Heat as a Waste Product
IT equipment uses electricity to function and then emits heat as a byproduct. If not ventilated properly, this heat can become trapped and damage components of the facility. This is why cooling is necessary: to remove heat from the installation.
The difficulty of cooling arises because moving heat requires energy as well as infrastructure, driving up costs of both capital and general operation. Recently, companies are moving towards a method called free cooling in an attempt to lower costs, as it requires less energy and infrastructure.
Data center cooling systems aim to move heat from inside the facility to the outside, lowering the temperature to the ideal range in which equipment can function. There are two main options when it comes to cooling: moving heat using either air or a liquid (usually water or a type of refrigerant).
Air cooling is beneficial because air is easy to harness and does not damage equipment. Additionally, there is some separation between warm air and cold air as warm air rises, and so most air cooling systems will make use of this property. However, this separation is not guaranteed, and inefficiencies arise when cool and warm air mix.
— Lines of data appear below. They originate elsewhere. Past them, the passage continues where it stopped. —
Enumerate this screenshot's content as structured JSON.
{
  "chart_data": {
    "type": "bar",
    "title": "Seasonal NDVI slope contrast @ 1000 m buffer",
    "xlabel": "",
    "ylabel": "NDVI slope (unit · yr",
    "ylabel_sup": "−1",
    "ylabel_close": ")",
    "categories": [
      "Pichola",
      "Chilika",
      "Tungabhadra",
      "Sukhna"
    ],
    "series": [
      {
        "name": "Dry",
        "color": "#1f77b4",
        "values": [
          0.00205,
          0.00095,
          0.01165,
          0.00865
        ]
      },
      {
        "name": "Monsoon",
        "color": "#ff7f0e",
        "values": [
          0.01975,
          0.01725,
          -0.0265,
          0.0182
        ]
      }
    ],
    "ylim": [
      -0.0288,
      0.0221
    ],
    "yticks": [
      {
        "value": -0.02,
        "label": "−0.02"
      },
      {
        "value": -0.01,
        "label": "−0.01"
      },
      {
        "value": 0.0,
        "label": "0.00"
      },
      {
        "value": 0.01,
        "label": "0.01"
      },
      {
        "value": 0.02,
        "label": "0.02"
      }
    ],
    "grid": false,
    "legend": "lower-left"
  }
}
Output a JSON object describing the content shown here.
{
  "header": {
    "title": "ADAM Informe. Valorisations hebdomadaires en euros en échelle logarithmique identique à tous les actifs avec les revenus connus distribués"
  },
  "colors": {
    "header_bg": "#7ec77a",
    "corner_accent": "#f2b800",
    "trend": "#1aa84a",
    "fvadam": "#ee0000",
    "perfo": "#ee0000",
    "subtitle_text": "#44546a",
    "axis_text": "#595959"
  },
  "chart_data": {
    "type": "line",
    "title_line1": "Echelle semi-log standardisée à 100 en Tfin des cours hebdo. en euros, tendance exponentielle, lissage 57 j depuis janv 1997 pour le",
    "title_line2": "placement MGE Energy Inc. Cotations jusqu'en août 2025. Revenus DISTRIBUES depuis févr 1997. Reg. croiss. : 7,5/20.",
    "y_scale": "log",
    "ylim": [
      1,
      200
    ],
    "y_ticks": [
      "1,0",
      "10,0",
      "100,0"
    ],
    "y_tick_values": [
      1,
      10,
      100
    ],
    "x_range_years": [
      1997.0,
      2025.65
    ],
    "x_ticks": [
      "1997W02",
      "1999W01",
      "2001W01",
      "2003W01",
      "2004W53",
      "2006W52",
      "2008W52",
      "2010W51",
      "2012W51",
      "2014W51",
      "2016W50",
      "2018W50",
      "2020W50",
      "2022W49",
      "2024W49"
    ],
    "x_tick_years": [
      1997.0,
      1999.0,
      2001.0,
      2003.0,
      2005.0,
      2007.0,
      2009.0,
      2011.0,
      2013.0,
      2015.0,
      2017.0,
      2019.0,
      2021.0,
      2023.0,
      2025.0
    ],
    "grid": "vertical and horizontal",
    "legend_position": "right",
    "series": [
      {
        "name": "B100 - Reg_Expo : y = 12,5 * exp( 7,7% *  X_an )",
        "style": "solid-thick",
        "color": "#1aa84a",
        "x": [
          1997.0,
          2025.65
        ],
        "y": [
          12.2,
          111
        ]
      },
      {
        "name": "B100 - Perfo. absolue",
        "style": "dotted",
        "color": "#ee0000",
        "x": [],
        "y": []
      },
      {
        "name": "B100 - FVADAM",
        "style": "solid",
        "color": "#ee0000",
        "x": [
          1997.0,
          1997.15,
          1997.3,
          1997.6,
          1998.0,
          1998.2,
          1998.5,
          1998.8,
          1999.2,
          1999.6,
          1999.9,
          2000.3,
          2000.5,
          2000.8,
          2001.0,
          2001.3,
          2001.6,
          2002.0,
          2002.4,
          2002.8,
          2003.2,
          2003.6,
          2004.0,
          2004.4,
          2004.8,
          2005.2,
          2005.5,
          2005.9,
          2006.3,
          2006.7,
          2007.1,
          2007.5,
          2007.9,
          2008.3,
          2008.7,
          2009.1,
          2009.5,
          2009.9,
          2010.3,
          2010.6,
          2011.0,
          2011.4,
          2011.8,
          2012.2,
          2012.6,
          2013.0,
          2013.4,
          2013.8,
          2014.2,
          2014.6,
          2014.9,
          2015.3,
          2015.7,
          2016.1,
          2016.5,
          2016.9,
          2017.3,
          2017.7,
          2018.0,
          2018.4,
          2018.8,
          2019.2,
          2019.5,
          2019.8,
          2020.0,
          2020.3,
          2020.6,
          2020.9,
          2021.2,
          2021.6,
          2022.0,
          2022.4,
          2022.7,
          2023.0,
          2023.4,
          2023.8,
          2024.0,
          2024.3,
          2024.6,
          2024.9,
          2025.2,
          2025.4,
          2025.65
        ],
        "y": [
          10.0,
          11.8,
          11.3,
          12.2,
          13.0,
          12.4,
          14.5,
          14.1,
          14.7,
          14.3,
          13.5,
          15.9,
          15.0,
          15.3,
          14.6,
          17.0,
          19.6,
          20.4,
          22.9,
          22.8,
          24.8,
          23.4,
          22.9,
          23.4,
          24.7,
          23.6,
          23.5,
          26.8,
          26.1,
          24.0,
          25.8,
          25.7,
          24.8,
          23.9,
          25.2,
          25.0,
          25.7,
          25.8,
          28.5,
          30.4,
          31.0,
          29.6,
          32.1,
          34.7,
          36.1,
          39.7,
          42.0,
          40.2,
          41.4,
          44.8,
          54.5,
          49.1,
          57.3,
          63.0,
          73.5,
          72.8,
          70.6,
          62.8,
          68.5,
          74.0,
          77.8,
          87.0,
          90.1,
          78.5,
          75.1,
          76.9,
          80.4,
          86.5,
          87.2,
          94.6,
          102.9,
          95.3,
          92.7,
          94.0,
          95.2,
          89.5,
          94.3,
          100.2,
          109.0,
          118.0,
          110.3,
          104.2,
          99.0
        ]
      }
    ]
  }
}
Liquid cooling is often more effective because it provides more targeted cooling. For example, a chilled liquid can be delivered exactly to a server rack, directing the cooling to where it is needed instead of wasting effort in an attempt to cool the entire space. Liquid cooling does have its downsides, as leaks pose a threat to equipment and more infrastructure is required since the liquid must be contained.
Air Cooling Designs
Air cooling systems make use of computer room air conditioners (CRACs) to move heat to the outside. CRACs can be set up to cool a whole room, a single row or a single rack. Whole-room cooling maintains an even temperature throughout the space and has been refined to isolate warm air from cool air to maintain efficiency.
Air cooling designs often use raised floors in which the CRACs supply cool air beneath the room, which is then drawn upward by fans to cool the equipment. Warm air collects at the top of the room and is then recycled back down, with heat being vented outside the facility.
Liquid Cooling Methods
Liquid cooling makes use of chillers to remove heat to the outside environment and then transports liquid to cool the data center. Liquid cooling requires more infrastructure because of the need to contain and transport the liquid, but it can be the ideal choice depending on the situation.
Free Cooling minimizes the use of infrastructure such as running chillers and compressors. This method makes use of air or water from the outside to cool equipment. As allowable temperatures for data centers have increased, free cooling has become more widespread, resulting in lower costs.
Choosing the Right Design
When choosing a data center cooling system, it is important to consider a variety of factors including power density, room size, budget and etc. Generally air cooling with air-side economization is the lower budget option while liquid cooling is best for high-density systems, although it requires a greater investment. At DCR, we will examine your needs and determine the design that is best for you.